Treat it as a measured same-model comparison plus a regression guard — not a standing claim of having finally beaten open source across the board.
paraphrased from perf/PERFORMANCE.md
This is the load-bearing caveat, and it travels with every number above. The comparison is single-model, single-clip, single-host. It is not a general statement about OpenASR versus whisper.cpp, and it is certainly not a claim about open-source runtimes in general.
A guard, not a trophy
The point of committing the entry is not to brag — it is to fail loudly if OpenASR ever regresses. The gate (gate_vs_cpp = true) is configured with cpp_slack = 0.05, meaning it only fires if OpenASR slips to more than 5% slower than whisper.cpp. With OpenASR currently ahead, that is a large amount of headroom; the gate exists to catch a future regression, not to assert a present victory.
Why the slack is one-sided
The vs-cpp gate is a floor, not a target. It does nothing while OpenASR leads, and fails the suite only if a change pushes the same-model wall clock past whisper.cpp by more than the slack. A guard, not a scoreboard.
What makes it comparable
Comparability comes from holding everything else still. Every family in the suite runs the same fixed input: a 6.13 s LibriSpeech test-clean clip (237-134500-0000.wav) with a shared 17-word reference transcript. That second number matters more than it looks. With 17 reference words, a single wrong word is worth about 5.88% of word error rate, so WER on this clip moves in coarse steps — you should not over-read a small WER delta as a quality signal. The clip is a comparability fixture, not a quality benchmark, and OpenASR makes no public WER guarantee from it. The same fixture turns up elsewhere — it is also where we look at what quantization trades on that clip.
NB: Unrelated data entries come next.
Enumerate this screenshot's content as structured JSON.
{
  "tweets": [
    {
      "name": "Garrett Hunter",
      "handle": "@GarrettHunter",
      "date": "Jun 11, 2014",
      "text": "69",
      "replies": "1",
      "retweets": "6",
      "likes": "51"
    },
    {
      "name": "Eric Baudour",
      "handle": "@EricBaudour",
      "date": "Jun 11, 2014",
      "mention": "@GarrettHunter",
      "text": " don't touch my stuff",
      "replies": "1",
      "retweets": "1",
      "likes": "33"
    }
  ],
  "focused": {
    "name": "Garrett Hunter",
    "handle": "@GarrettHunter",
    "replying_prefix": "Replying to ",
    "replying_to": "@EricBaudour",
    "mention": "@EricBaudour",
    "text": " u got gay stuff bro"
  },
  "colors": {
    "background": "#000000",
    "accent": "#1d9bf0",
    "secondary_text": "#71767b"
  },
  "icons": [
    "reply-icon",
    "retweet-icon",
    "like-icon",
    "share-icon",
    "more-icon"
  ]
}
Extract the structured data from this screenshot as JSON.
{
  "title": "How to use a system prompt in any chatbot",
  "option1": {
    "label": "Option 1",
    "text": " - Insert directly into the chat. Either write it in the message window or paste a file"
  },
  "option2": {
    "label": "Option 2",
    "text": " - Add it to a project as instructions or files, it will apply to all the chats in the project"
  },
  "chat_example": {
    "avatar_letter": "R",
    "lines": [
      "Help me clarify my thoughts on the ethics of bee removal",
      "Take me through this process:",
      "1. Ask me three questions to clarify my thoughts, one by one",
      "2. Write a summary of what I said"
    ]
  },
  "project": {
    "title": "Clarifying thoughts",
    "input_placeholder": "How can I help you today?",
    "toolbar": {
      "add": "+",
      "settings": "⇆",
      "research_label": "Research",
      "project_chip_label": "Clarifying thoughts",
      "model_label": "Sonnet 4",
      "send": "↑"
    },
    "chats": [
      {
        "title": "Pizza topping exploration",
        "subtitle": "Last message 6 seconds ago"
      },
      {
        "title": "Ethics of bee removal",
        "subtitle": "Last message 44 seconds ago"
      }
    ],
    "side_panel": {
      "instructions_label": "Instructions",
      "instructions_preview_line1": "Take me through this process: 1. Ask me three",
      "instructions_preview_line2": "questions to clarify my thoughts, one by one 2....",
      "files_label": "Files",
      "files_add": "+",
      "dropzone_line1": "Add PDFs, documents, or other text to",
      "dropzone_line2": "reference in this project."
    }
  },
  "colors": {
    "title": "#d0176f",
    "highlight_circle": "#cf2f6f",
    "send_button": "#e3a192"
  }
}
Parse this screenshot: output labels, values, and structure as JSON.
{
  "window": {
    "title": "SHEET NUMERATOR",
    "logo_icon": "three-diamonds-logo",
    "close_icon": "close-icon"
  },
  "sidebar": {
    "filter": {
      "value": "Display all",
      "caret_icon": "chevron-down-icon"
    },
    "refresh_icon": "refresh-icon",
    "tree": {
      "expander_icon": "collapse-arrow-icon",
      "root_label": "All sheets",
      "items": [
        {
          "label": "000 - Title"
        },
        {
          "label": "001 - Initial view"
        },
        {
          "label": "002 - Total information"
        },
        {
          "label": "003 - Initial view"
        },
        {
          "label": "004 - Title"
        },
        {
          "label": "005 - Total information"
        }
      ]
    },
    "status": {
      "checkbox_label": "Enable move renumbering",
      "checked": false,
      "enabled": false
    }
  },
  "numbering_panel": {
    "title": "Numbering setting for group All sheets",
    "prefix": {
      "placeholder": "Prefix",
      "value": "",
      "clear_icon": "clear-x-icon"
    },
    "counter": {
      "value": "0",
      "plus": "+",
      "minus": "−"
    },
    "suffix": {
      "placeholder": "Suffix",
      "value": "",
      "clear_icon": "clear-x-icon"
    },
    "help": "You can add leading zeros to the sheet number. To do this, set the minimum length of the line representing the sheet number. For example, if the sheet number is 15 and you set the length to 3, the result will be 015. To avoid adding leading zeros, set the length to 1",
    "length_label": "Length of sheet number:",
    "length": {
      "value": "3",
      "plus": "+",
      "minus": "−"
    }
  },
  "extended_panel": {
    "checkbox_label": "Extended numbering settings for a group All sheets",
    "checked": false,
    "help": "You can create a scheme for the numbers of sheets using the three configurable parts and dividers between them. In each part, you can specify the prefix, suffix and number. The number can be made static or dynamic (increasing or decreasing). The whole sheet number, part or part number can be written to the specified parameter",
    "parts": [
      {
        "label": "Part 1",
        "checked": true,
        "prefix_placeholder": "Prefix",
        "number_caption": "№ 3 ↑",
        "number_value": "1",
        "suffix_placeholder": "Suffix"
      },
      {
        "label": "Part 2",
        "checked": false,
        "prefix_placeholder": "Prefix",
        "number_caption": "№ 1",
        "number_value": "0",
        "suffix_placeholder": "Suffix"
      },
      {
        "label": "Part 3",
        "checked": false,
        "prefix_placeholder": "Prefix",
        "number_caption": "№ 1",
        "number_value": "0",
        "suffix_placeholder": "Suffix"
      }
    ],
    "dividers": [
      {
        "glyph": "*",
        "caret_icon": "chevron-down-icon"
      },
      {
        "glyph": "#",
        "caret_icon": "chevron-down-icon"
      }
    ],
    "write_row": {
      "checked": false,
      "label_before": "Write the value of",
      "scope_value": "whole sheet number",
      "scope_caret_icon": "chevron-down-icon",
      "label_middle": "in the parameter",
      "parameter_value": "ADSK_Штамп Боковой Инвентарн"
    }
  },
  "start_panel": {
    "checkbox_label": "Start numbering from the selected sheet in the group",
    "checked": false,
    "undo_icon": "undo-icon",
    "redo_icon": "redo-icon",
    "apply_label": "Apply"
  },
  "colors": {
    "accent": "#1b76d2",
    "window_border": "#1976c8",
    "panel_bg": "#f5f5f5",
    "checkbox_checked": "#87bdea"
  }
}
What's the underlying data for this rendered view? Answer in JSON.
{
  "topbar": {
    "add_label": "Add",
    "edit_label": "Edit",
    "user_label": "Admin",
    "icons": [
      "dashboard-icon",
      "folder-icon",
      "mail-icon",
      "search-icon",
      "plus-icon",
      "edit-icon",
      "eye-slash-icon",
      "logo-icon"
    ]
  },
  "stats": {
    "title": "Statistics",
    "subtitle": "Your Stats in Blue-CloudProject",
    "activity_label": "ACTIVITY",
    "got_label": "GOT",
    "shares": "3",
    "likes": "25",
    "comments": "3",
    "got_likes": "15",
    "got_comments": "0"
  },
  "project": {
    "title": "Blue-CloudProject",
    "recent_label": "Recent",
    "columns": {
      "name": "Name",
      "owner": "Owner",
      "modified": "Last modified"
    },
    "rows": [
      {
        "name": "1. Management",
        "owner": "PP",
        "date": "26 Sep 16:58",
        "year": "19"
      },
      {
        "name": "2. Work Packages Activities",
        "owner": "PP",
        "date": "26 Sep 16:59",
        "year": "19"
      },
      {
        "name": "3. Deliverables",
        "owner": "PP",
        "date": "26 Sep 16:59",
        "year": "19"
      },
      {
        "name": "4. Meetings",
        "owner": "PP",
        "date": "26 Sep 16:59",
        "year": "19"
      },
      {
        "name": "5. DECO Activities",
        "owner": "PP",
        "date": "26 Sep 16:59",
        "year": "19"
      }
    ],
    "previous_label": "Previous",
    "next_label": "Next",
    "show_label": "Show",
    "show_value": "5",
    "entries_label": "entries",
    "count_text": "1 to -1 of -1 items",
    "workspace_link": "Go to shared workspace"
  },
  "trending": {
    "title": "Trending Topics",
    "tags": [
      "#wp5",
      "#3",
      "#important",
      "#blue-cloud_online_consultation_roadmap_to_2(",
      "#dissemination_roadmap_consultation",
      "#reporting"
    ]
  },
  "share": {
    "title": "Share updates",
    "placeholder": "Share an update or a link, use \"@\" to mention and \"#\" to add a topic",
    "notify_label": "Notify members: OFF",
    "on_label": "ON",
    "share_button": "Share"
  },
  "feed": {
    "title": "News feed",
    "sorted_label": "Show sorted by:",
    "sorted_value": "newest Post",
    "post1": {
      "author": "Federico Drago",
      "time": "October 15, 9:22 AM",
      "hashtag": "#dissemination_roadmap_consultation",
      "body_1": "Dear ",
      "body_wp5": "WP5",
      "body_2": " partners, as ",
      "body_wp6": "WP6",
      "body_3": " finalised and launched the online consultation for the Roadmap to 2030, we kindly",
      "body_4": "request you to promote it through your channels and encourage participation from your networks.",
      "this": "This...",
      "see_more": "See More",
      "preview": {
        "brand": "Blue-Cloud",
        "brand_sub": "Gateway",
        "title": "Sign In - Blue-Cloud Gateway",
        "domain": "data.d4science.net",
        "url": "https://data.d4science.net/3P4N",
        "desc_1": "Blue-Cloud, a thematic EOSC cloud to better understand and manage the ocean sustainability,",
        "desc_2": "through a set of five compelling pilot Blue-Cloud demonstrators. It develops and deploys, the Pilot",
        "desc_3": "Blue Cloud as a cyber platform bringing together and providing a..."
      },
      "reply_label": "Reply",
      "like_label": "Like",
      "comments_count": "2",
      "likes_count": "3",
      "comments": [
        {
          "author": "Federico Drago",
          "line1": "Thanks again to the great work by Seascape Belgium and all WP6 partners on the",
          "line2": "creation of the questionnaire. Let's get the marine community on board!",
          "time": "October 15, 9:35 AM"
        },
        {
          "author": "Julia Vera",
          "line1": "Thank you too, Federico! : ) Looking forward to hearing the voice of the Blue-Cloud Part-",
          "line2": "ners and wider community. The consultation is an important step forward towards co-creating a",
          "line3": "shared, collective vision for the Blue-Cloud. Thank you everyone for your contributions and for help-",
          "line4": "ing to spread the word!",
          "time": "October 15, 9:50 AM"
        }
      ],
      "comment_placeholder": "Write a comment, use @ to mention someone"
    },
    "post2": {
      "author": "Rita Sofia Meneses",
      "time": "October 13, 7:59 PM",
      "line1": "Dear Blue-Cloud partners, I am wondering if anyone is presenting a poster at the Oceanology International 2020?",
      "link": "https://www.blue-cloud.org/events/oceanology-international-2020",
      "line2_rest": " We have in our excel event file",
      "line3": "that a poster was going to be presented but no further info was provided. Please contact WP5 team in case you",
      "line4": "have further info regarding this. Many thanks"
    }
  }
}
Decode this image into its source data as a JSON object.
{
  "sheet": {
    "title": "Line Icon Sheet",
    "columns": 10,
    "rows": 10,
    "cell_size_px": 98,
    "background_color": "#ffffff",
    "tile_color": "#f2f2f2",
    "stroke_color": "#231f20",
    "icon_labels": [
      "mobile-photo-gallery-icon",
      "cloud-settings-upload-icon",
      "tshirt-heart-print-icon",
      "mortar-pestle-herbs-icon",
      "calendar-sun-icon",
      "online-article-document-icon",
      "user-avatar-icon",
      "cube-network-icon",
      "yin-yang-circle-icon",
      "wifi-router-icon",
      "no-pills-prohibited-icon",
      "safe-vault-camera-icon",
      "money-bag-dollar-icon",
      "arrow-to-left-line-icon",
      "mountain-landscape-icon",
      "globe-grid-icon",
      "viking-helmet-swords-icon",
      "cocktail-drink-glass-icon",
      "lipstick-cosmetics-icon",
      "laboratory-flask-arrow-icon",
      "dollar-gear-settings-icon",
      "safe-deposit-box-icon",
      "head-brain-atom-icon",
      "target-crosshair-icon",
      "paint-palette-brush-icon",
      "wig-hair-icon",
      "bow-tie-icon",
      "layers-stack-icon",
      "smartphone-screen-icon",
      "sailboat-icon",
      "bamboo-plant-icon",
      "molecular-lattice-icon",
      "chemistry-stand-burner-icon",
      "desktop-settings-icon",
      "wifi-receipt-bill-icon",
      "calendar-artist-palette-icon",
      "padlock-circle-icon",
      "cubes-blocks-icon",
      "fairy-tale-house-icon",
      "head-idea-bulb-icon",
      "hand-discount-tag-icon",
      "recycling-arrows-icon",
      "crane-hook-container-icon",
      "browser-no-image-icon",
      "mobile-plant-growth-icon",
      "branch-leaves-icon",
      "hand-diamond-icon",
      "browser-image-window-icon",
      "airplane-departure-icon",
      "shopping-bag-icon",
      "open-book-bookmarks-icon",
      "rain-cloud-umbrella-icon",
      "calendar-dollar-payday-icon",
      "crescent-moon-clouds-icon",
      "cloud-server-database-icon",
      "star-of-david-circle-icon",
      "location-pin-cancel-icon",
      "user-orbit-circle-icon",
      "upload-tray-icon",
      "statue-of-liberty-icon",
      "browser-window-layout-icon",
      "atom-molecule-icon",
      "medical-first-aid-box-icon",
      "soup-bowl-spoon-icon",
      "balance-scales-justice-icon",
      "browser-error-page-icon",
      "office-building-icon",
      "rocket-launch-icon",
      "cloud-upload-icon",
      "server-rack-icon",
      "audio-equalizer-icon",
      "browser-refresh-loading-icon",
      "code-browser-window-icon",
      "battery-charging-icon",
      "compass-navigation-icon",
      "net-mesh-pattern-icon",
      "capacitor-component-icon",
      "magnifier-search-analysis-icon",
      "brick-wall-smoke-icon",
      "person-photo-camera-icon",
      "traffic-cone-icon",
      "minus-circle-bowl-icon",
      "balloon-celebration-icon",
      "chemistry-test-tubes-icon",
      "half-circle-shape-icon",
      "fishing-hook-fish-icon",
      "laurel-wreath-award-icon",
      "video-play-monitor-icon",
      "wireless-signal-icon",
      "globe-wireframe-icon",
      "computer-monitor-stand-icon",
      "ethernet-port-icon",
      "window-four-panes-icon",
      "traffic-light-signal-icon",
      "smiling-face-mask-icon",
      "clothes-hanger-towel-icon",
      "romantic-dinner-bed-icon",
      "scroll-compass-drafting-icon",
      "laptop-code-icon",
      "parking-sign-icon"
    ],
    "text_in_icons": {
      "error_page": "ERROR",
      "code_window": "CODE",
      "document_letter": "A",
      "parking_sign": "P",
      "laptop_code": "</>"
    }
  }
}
Why you can trust the method
A benchmark is only as honest as the code path it exercises. The harness drives the real production call path — transcribe_with_backend → NativeBackend, the same one the transcribe --benchmark path uses — rather than a stripped-down re-implementation tuned to look fast. And each entry runs in a fresh subprocess via --run-single-entry, so a process-level peak-RSS high-water mark is not contaminated by whatever the previous entry allocated. Wall clock and WER are deterministic across that boundary; the isolation is there to keep the memory numbers clean.
None of this turns 7.9% into a marketing line, and that is the point. It is a measured number, on one host and one clip, wired into a gate that fails closed if the runtime ever gives it back. The honest version is less quotable than “faster than whisper.cpp” — and a lot easier to defend.